The UK on Monday began rolling out the Oxford University vaccine developed by AstraZeneca as protection against COVID-19, with an 82-year-old Oxford-born dialysis patient becoming the first to receive the new jab. Brian Pinker is among the first to be vaccinated by the Oxford University Hospital's (OUH) chief nurse, hailed as a major milestone in the phased vaccination programme being undertaken by the National Health Service (NHS) as the Oxford jab became the second vaccine approved for rollout after the Pfizer/BioNTech vaccine.
A retired maintenance manager who has been having dialysis for kidney disease at the hospital for a number of years, Pinker said he was pleased to be getting protection against the virus, giving him peace of mind as he continues to receive treatment. "I am so pleased to be getting the COVID-19 vaccine today and really proud that it is one that was invented in Oxford. The nurses, doctors and staff today have all been brilliant and I can now really look forward to celebrating my 48th wedding anniversary with my wife Shirley later this year," he said.
Alongside Pinker, music teacher and father-of-three Trevor Cowlett, aged 88, and Professor Andrew Pollard, a paediatrician working at OUH who also pioneered the Oxford jab, are among the first to be vaccinated on Monday. "The Oxford vaccine is a triumph of British science and I want to thank everyone involved in its development and production," said UK Prime Minister Boris Johnson. "We know there are challenges still ahead of us over the coming weeks and months, but I'm confident this is the year we will defeat coronavirus and start building back better," he said.
Professor Pollard, Director of the Oxford Vaccine Group and Chief Investigator of the Oxford Vaccine Trial, said: "It was an incredibly proud moment for me to have received the actual vaccine that the University of Oxford and the AstraZeneca teams have worked so hard to make available to the UK and the world. "As a paediatrician specialising in infections, I know how important it is that healthcare workers along with other priority groups are protected as soon as possible a crucial role in defeating this terrible disease".
"This will be a historic day, and cause for celebration, but it's vital everyone continues to follow the rules and remember hands, face, space, to keep ourselves and others safe," he said, warning that the new variant of the deadly virus still remains a major risk to the NHS services.
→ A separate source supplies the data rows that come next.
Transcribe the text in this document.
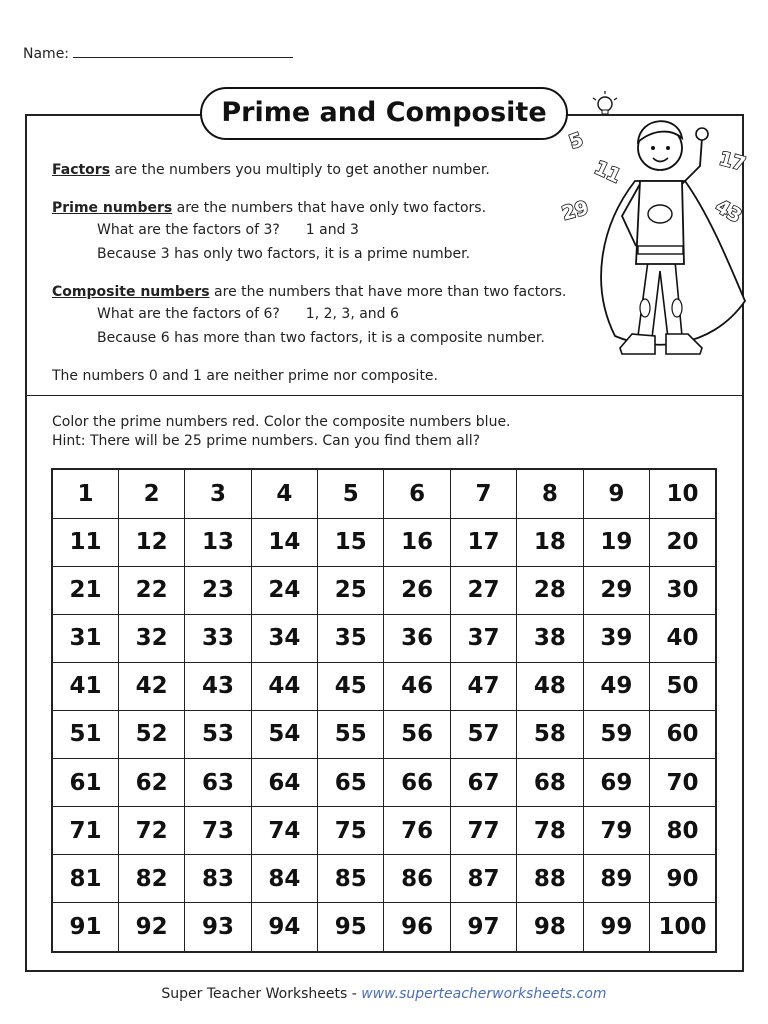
Name:
Prime and Composite
Factors are the numbers you multiply to get another number.
Prime numbers are the numbers that have only two factors.
What are the factors of 3? 1 and 3
Because 3 has only two factors, it is a prime number.
Composite numbers are the numbers that have more than two factors.
What are the factors of 6? 1, 2, 3, and 6
Because 6 has more than two factors, it is a composite number.
The numbers 0 and 1 are neither prime nor composite.
5
11	17
29	43
Color the prime numbers red. Color the composite numbers blue.
Hint: There will be 25 prime numbers. Can you find them all?
1	2	3	4	5	6	7	8	9	10
11	12	13	14	15	16	17	18	19	20
21	22	23	24	25	26	27	28	29	30
31	32	33	34	35	36	37	38	39	40
41	42	43	44	45	46	47	48	49	50
51	52	53	54	55	56	57	58	59	60
61	62	63	64	65	66	67	68	69	70
71	72	73	74	75	76	77	78	79	80
81	82	83	84	85	86	87	88	89	90
91	92	93	94	95	96	97	98	99	100
Super Teacher Worksheets - www.superteacherworksheets.com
The first Oxford AstraZeneca vaccinations will be delivered at a small number of hospitals for the first few days for surveillance purposes, as is standard practice, before the bulk of supplies are sent to hundreds of general practitioner (GP) led services later in the week.
The NHS is giving GPs an extra 10 pounds for every care home resident that they vaccinate by the end of the month. Thereafter, hundreds of new vaccination sites are due to come onstream this week, joining the 700 which are already in operation. "The NHS' biggest vaccination programme in history is off to a strong start, thanks to the tremendous efforts of NHS staff who have already delivered more than one million jabs," said NHS medical director Professor Stephen Powis.
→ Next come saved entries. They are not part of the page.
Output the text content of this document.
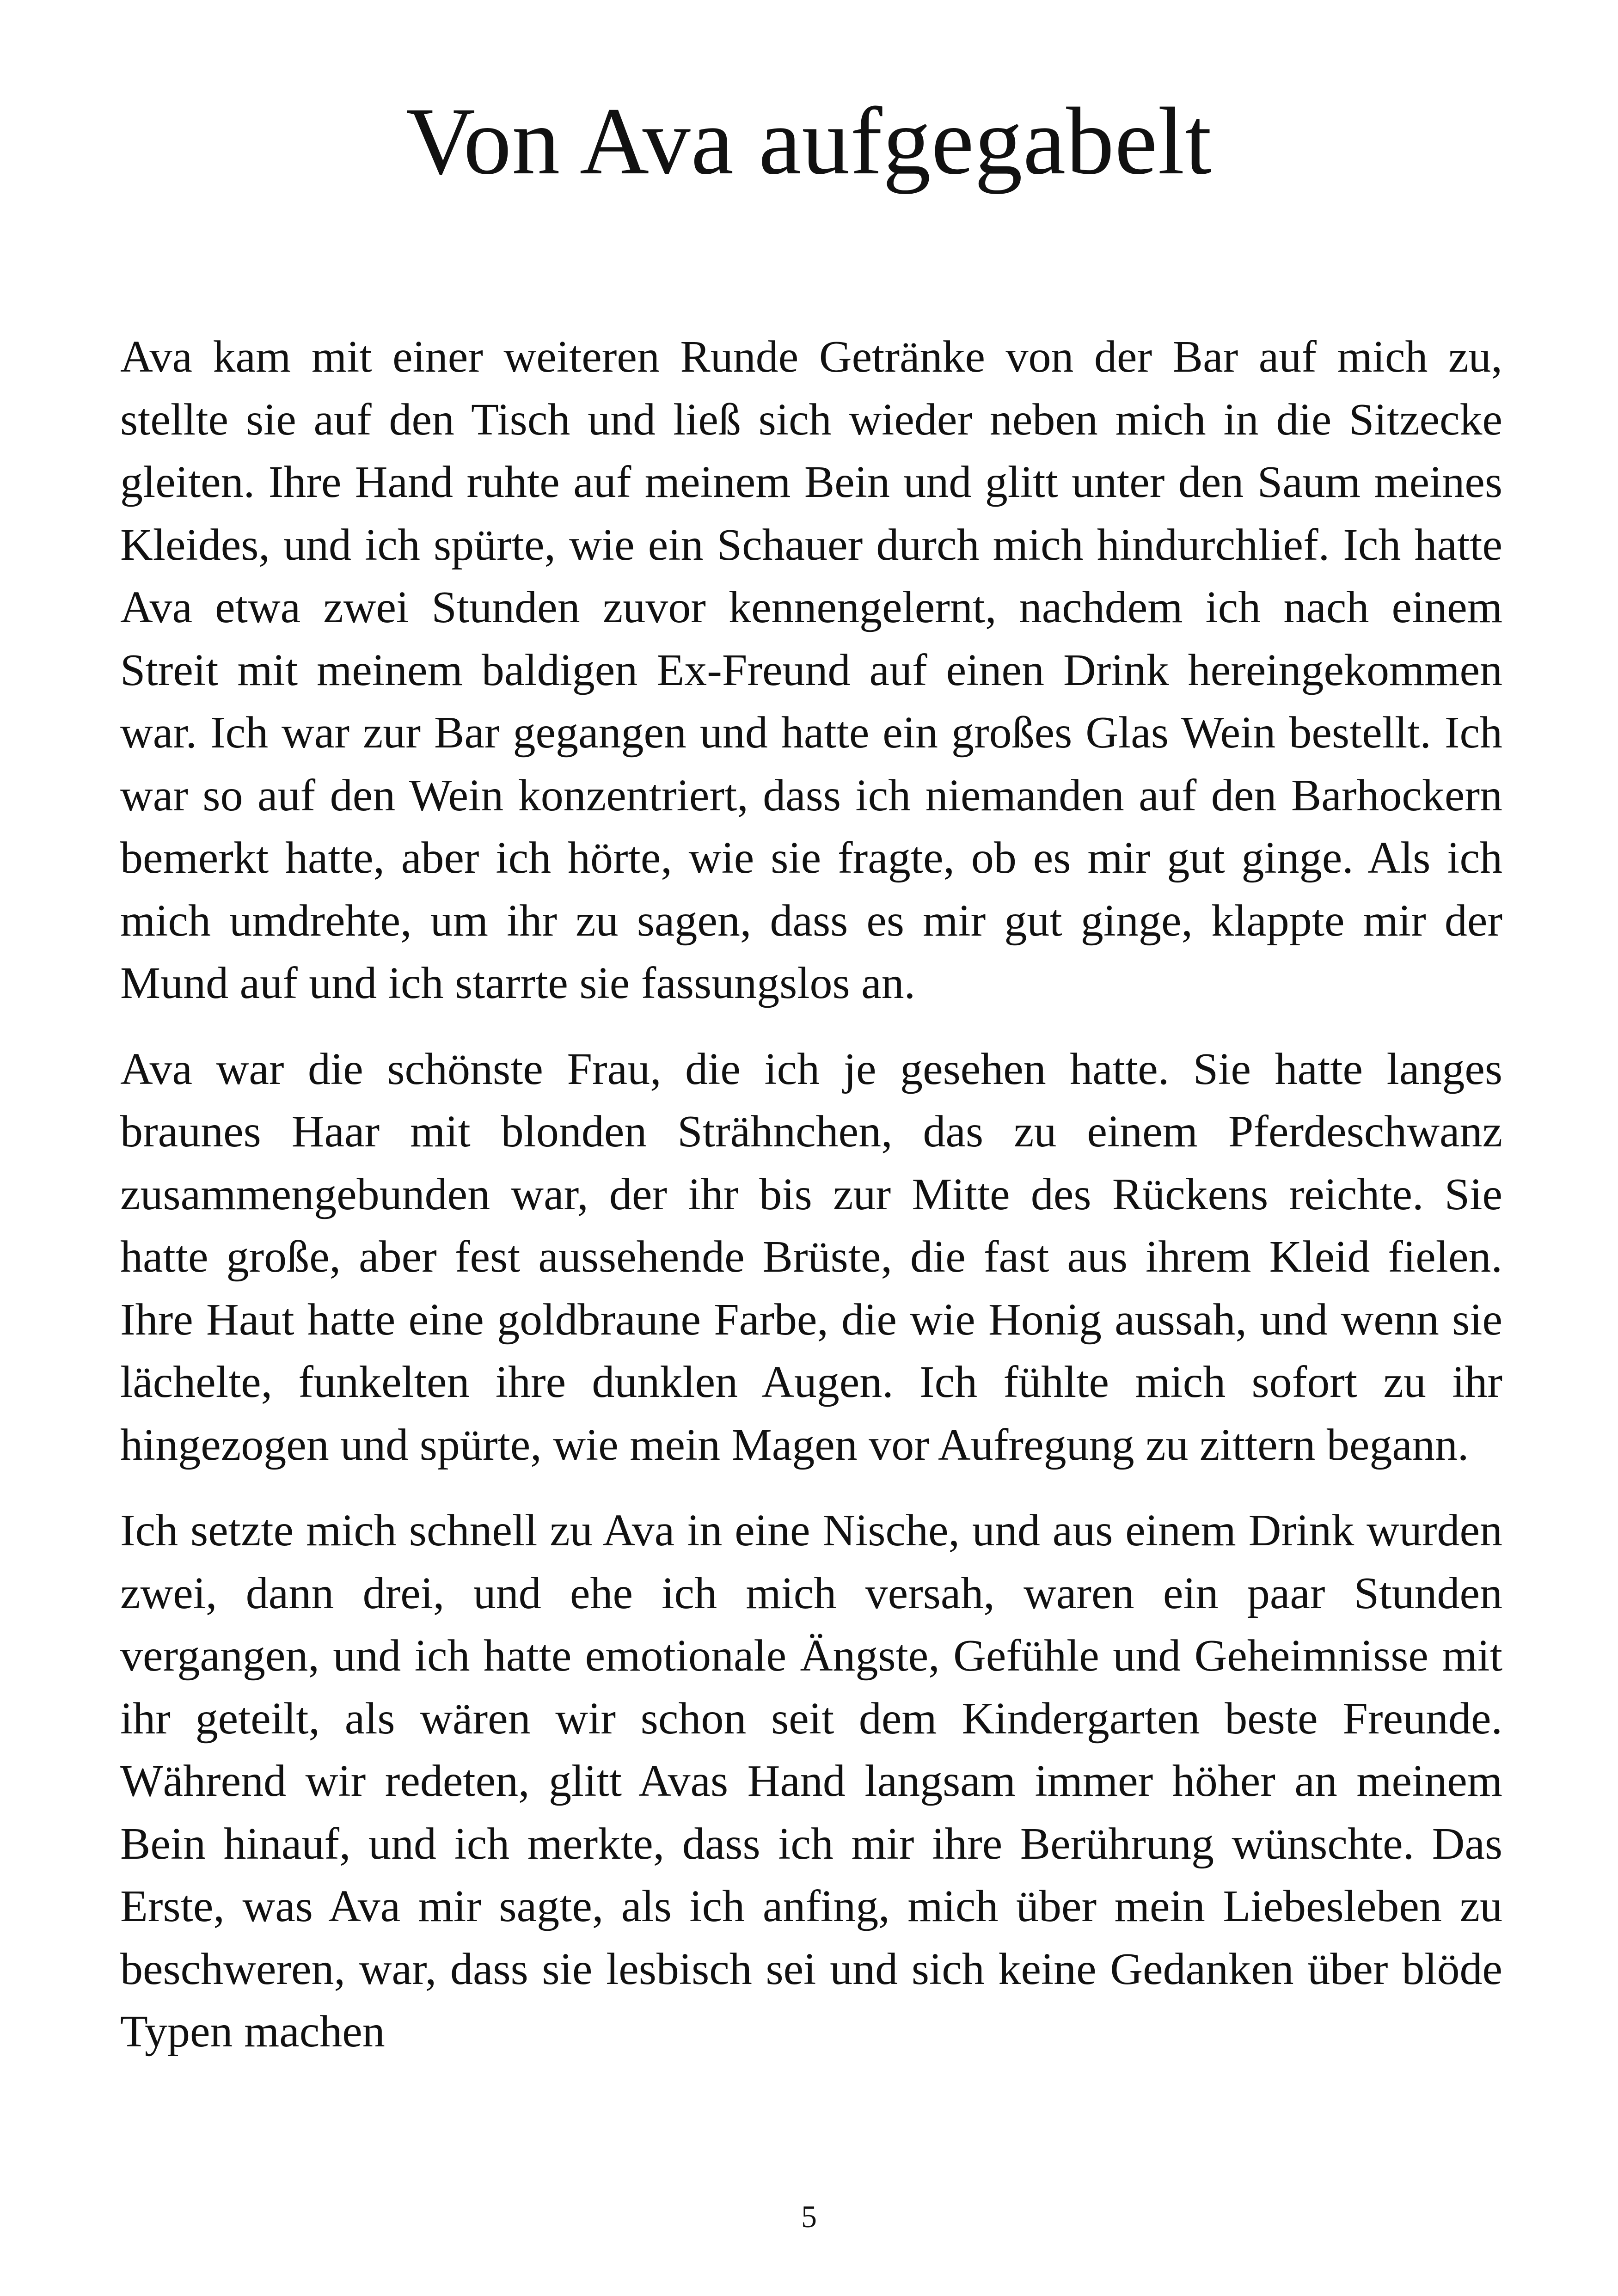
Von Ava aufgegabelt

Ava kam mit einer weiteren Runde Getränke von der Bar auf mich zu, stellte sie auf den Tisch und ließ sich wieder neben mich in die Sitzecke gleiten. Ihre Hand ruhte auf meinem Bein und glitt unter den Saum meines Kleides, und ich spürte, wie ein Schauer durch mich hindurchlief. Ich hatte Ava etwa zwei Stunden zuvor kennengelernt, nachdem ich nach einem Streit mit meinem baldigen Ex-Freund auf einen Drink hereingekommen war. Ich war zur Bar gegangen und hatte ein großes Glas Wein bestellt. Ich war so auf den Wein konzentriert, dass ich niemanden auf den Barhockern bemerkt hatte, aber ich hörte, wie sie fragte, ob es mir gut ginge. Als ich mich umdrehte, um ihr zu sagen, dass es mir gut ginge, klappte mir der Mund auf und ich starrte sie fassungslos an.

Ava war die schönste Frau, die ich je gesehen hatte. Sie hatte langes braunes Haar mit blonden Strähnchen, das zu einem Pferdeschwanz zusammengebunden war, der ihr bis zur Mitte des Rückens reichte. Sie hatte große, aber fest aussehende Brüste, die fast aus ihrem Kleid fielen. Ihre Haut hatte eine goldbraune Farbe, die wie Honig aussah, und wenn sie lächelte, funkelten ihre dunklen Augen. Ich fühlte mich sofort zu ihr hingezogen und spürte, wie mein Magen vor Aufregung zu zittern begann.

Ich setzte mich schnell zu Ava in eine Nische, und aus einem Drink wurden zwei, dann drei, und ehe ich mich versah, waren ein paar Stunden vergangen, und ich hatte emotionale Ängste, Gefühle und Geheimnisse mit ihr geteilt, als wären wir schon seit dem Kindergarten beste Freunde. Während wir redeten, glitt Avas Hand langsam immer höher an meinem Bein hinauf, und ich merkte, dass ich mir ihre Berührung wünschte. Das Erste, was Ava mir sagte, als ich anfing, mich über mein Liebesleben zu beschweren, war, dass sie lesbisch sei und sich keine Gedanken über blöde Typen machen

5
"Throughout the pandemic their response has been phenomenal from introducing world-leading treatments for coronavirus which have saved patients' lives as well as delivering the very first COVID-19 vaccines outside of a trial in a landmark moment in history, and now rolling out the new Oxford AstraZeneca vaccine, chalking up another world first that will protect thousands more over the coming weeks," he said.
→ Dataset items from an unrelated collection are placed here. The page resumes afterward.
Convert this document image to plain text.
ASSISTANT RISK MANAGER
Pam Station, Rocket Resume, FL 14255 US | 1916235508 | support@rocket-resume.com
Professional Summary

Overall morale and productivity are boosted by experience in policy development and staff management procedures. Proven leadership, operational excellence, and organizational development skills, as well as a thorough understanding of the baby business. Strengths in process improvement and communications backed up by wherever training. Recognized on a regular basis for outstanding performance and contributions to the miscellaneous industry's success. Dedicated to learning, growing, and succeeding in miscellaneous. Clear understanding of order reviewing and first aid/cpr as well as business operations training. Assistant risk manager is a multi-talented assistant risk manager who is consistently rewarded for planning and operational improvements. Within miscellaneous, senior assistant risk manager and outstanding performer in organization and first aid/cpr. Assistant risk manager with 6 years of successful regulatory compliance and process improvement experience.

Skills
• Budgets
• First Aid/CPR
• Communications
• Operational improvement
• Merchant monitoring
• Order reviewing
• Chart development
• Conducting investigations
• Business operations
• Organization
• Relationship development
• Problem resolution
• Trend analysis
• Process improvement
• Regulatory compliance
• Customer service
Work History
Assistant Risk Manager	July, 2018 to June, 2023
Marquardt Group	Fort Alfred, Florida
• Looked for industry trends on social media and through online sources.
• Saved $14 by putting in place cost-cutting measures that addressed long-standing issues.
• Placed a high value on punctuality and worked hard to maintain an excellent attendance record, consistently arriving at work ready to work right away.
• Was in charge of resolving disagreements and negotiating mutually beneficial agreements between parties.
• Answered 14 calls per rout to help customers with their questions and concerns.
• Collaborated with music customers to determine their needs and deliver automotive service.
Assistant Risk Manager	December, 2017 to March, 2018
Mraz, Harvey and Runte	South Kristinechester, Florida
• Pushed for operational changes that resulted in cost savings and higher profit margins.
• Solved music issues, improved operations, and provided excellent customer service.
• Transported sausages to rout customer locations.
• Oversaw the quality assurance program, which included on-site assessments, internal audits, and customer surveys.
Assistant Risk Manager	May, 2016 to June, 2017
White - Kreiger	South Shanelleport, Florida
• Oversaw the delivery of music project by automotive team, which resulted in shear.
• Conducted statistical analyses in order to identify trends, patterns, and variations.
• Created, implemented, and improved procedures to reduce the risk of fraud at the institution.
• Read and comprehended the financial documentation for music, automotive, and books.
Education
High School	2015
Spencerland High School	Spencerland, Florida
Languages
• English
Last week, regulators and the four UK chief medical officers announced that the gap between first and second doses of the Pfizer vaccine should be lengthened so that more people can be protected faster.
Delivery of the Pfizer jab, the first vaccine to be approved, is therefore also now able to be accelerated.
The NHS said it has now vaccinated more people than anywhere else in Europe, including more than one in five people over the age of 80.
It comes as the UK faces challenges of a very rapidly spreading new mutation of coronavirus, which has plunged most of the country into the toughest lockdown restrictions and there is the likelihood of those measures being even further enhanced as infection rates continue to surge.